Here’s your thought for the day: Programmers don’t really know how they program. I stared in bemusement at that simple claim for a couple of seconds, went on to read the whole thing, and then realized the truth of it.
I don’t really know how I program. I couldn’t describe it in a series of steps like I might be able to describe how I drive a vehicle, or even solve a math problem (whole classes of which generally have certain steps that, when followed in order, yield the solution like peeling layers off an onion). Come to think of it, I recall initially being thrown off in my first computer science classes in middle school when the teachers weren’t really teaching us how to program. They showed us lots of example programs and how they worked, but the real sink or swim moment was when you were asked to program something you hadn’t yet programmed before. No wonder so many students in my computer science classes were put off by it; they were being asked by their teachers to come up with solutions completely on their own, to a degree they had never yet experienced before in school.

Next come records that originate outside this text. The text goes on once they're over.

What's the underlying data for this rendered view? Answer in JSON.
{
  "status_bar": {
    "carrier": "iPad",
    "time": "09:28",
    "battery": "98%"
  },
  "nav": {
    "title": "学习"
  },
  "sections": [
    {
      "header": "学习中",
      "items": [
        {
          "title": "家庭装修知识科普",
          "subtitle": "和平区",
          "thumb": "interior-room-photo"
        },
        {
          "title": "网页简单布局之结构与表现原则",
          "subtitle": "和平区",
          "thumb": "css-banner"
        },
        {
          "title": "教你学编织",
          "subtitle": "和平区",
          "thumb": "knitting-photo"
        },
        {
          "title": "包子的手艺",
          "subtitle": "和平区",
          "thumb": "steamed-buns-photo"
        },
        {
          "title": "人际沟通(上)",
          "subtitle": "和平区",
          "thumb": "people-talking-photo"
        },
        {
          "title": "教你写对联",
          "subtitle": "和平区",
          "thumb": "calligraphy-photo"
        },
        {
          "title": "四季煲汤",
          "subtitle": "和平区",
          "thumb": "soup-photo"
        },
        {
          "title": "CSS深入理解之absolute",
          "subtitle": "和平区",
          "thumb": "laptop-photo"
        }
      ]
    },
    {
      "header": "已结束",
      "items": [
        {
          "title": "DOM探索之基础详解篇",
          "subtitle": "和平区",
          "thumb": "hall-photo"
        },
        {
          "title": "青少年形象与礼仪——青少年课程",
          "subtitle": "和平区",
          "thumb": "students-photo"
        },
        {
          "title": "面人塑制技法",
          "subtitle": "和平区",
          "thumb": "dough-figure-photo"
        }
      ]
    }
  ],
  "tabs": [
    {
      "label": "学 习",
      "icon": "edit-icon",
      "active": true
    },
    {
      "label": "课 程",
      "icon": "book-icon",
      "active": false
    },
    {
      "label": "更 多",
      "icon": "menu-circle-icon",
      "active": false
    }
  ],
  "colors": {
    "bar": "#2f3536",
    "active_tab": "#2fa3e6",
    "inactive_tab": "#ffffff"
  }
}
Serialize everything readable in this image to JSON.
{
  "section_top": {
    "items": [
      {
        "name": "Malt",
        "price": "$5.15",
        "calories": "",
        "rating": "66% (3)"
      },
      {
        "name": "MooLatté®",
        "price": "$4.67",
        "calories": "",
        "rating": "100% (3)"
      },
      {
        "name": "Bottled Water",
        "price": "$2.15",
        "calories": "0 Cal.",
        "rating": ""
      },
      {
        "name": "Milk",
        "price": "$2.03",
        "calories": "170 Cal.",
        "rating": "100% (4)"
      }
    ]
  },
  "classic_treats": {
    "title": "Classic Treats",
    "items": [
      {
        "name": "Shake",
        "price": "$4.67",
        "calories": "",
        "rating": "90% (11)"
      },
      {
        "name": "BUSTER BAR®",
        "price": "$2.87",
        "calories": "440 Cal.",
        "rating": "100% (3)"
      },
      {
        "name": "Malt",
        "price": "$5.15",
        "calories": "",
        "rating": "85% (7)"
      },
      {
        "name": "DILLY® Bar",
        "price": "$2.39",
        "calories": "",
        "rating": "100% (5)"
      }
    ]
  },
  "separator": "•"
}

Here is my general “process” when I’m programming something tricky:
- I think about the problem for awhile. If there’s a written description, I read it over until I grasp the whole of it in my mind, then I just kind of stare blankly at the screen. Sometimes I close my eyes. This can go on for a couple of minutes, so when I’m doing something at work, I’d rather not have the boss come in during these moments lest he think I’m not being productive.

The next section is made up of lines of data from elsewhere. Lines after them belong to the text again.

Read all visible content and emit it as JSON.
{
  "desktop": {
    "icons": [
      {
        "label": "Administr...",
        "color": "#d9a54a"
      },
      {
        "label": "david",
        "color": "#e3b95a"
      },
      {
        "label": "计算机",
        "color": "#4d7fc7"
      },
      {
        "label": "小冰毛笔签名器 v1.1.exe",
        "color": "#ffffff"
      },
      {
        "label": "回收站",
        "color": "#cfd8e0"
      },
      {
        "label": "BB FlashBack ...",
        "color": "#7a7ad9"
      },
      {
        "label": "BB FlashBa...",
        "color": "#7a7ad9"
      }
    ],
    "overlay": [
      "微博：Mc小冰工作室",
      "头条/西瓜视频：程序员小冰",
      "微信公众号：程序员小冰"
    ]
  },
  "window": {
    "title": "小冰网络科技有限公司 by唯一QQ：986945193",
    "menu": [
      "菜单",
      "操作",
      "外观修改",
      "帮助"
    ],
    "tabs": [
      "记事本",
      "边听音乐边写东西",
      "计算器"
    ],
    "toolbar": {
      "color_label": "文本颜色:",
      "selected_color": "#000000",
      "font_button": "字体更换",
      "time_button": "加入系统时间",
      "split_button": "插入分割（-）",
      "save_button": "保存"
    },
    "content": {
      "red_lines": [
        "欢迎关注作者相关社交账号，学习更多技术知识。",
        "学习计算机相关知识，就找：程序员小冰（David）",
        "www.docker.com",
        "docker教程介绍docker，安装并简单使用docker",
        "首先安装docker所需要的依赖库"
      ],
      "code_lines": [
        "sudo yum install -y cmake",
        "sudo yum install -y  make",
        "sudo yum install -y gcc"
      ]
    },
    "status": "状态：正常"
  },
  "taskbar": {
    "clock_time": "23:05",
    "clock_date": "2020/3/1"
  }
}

- I start outlining how my solution will work. Sometimes I do this in comments directly in the IDE and flesh it out with code later; other times I just write it in Notepad, or even on a physical sheet of paper when I need to sketch something. If I have a good grasp of the problem, I might just keep it all in my head.

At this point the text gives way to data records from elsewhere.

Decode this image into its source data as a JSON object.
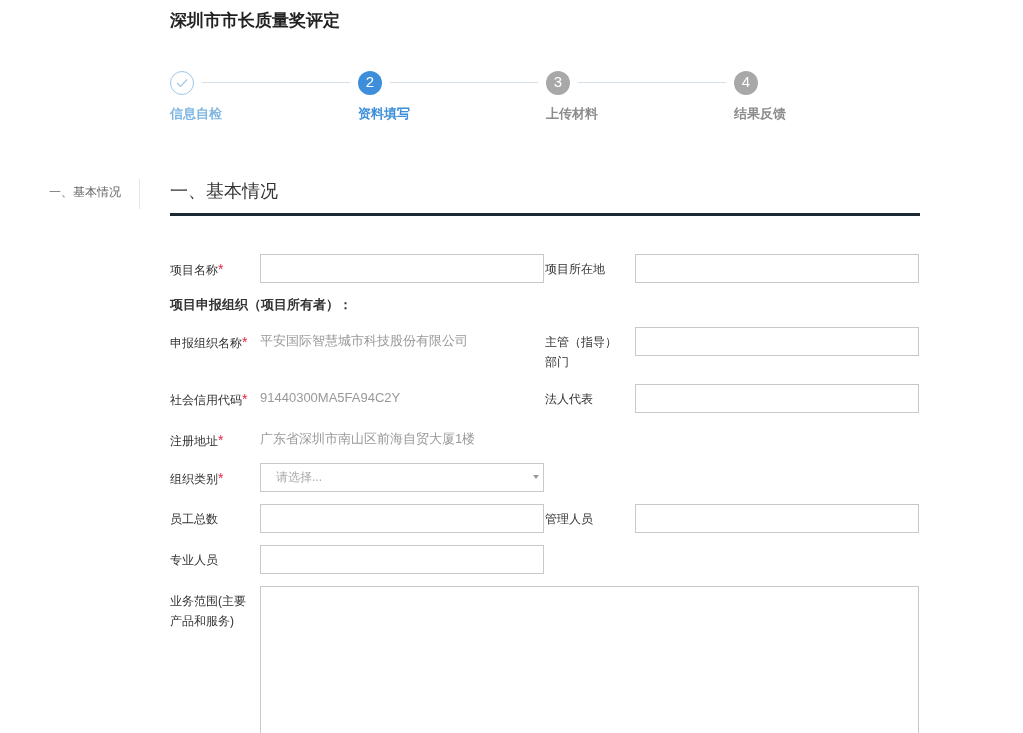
{
  "title": "深圳市市长质量奖评定",
  "steps": [
    {
      "label": "信息自检",
      "done": true,
      "selected": false
    },
    {
      "label": "资料填写",
      "number": "2",
      "done": false,
      "selected": true
    },
    {
      "label": "上传材料",
      "number": "3",
      "done": false,
      "selected": false
    },
    {
      "label": "结果反馈",
      "number": "4",
      "done": false,
      "selected": false
    }
  ],
  "side_nav": [
    {
      "label": "一、基本情况",
      "selected": true
    }
  ],
  "section_title": "一、基本情况",
  "rows": [
    [
      {
        "kind": "input",
        "label": "项目名称",
        "required_mark": "*"
      },
      {
        "kind": "input",
        "label": "项目所在地"
      }
    ],
    [
      {
        "kind": "heading",
        "label": "项目申报组织（项目所有者）："
      }
    ],
    [
      {
        "kind": "text",
        "label": "申报组织名称",
        "required_mark": "*",
        "value": "平安国际智慧城市科技股份有限公司"
      },
      {
        "kind": "input",
        "label": "主管（指导）部门"
      }
    ],
    [
      {
        "kind": "text",
        "label": "社会信用代码",
        "required_mark": "*",
        "value": "91440300MA5FA94C2Y"
      },
      {
        "kind": "input",
        "label": "法人代表"
      }
    ],
    [
      {
        "kind": "text",
        "label": "注册地址",
        "required_mark": "*",
        "value": "广东省深圳市南山区前海自贸大厦1楼"
      }
    ],
    [
      {
        "kind": "select",
        "label": "组织类别",
        "required_mark": "*",
        "placeholder": "请选择..."
      }
    ],
    [
      {
        "kind": "input",
        "label": "员工总数"
      },
      {
        "kind": "input",
        "label": "管理人员"
      }
    ],
    [
      {
        "kind": "input",
        "label": "专业人员"
      }
    ],
    [
      {
        "kind": "textarea",
        "label": "业务范围(主要产品和服务)"
      }
    ]
  ]
}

- I go research anything I don’t yet know that I will need to complete my solution. Generally this involves Googling. After many years of doing exactly this, I’ve become remarkably efficient at researching programming problems online. Oftentimes I have an API or some documentation in mind when I start my search.
- Here’s where the magic happens: I write the code. I can’t really explain it in any more detail than that. Oftentimes my planning was woefully incomplete (or just plain wrong), so I revise it as I go along on at this step.
- Testing, and then debugging if something isn’t working.
Kind of enigmatic, huh? I think I could do a decent job of explaining how the planning stage works (I identify the problem, then rack my memory for any prior experience I have with that sort of problem, combining various common programming patterns as necessary, until I have something that should yield the answer), but I can’t explain how the programming stage works. Even more problematic, sometimes I completely draw a blank when I’m planning out a solution, so I just go directly to the coding, writing out line after line until I’ve arrived at some code that vaguely does what I’m looking for. I couldn’t say how that works, and it’s not nearly as simple as “Here’s how to design the program, and then writing the code is a simple transformation process on the design.” No, it’s not even nearly that simple.
How would you teach someone to program? The only advice I can come up with is to use an iterative cycle of planning, research, coding, and testing until the problem is solved, and not necessarily in that order. Other than that, I would have to revert to teaching programming the same way it’s been done since time immemorial: by example. I guess I’d spend a lot of time picking good examples that cleanly illustrate important programming concepts. But at the end of the day that’s just showing what good programs look like and how they work, not how to actually program.
There’s a lot more artistry in programming than we computer nerds get credit for. It’d be like trying to teach someone to be a great painter. Yes, you can teach individual brush strokes and show students great paintings, but at the end of the day, that aesthetic and creative insight that separates a Van Gogh from an Adolph Hitler cannot be taught.